Posted by ardsl sur 3 septembre 2012

Malgré un contexte économique déprécié et les chiffres du chômage qui s’envolent, entraînant forcément une baisse de la mobilité en partie compensée par la hausse des prix du carburant, la RATP qui exploite les transports publics parisiens, une partie du réseau francilien et de nombreux réseaux en province et à l’étranger tire son épingle du jeu. Les filiales réalisent 14% du chiffre d’affaires du groupe.

« Les résultats semestriels 2012 se maintiennent à un niveau historiquement élevé, en ligne avec les objectifs. Ces bons résultats concernent aussi bien l’ÉPIC que les filiales », se félicite le patron de la RATP Pierre Mongin.

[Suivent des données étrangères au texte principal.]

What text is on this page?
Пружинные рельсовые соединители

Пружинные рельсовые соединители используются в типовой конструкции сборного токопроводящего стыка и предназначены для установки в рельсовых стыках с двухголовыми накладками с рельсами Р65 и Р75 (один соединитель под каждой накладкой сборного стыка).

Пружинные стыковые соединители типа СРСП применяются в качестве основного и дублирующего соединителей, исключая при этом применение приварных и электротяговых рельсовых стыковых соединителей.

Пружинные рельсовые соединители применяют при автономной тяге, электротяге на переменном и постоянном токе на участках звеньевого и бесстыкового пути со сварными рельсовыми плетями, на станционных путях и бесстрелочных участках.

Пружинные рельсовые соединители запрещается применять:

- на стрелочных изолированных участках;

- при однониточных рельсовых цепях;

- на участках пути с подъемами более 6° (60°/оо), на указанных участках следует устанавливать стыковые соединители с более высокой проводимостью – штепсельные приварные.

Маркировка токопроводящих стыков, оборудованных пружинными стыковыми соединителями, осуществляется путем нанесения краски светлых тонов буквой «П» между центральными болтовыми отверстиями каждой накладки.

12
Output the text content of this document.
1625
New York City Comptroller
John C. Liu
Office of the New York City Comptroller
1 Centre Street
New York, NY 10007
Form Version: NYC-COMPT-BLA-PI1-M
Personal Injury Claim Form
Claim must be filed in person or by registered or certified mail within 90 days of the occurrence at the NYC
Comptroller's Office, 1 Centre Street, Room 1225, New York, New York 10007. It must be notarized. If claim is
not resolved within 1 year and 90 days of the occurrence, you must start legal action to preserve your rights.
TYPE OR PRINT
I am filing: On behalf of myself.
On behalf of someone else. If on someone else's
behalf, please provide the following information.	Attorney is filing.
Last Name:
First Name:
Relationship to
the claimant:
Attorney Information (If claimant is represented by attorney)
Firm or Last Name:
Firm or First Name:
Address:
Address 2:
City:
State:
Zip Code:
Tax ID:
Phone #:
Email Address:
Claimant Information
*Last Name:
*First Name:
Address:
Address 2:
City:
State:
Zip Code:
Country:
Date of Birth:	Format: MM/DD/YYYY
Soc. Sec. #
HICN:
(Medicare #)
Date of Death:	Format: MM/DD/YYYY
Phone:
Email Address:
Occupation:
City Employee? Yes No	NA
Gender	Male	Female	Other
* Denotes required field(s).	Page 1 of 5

Les filiales, dont le chiffre d’affaires atteint 365 millions d’euros, contribuent à 14% du chiffre d’affaires du groupe, contre 12% au 30 juin 2011 à périmètre constant.

Au premier semestre 2012, sa principale filiale, RATP Dev qui réalise 64% de son chiffre d’affaires à l’international, a remporté plusieurs marchés au Maghreb (tram d’Alger, d’Oran et de Constantine en Algérie, tram de Casablanca au Maroc) et aux États-Unis avec le réseau de bus d’Austin au Texas et le tram de Washington.

En Grande-Bretagne, RATP Dev a racheté le transporteur britannique HR Richmond, et le marché britannique constitue aujourd’hui la première zone d’activité de la filiale à égalité avec la France. Grâce à la force de la livre sterling par rapport à l’euro et depuis l’héritage des actifs nés de la fusion Veolia Transdev.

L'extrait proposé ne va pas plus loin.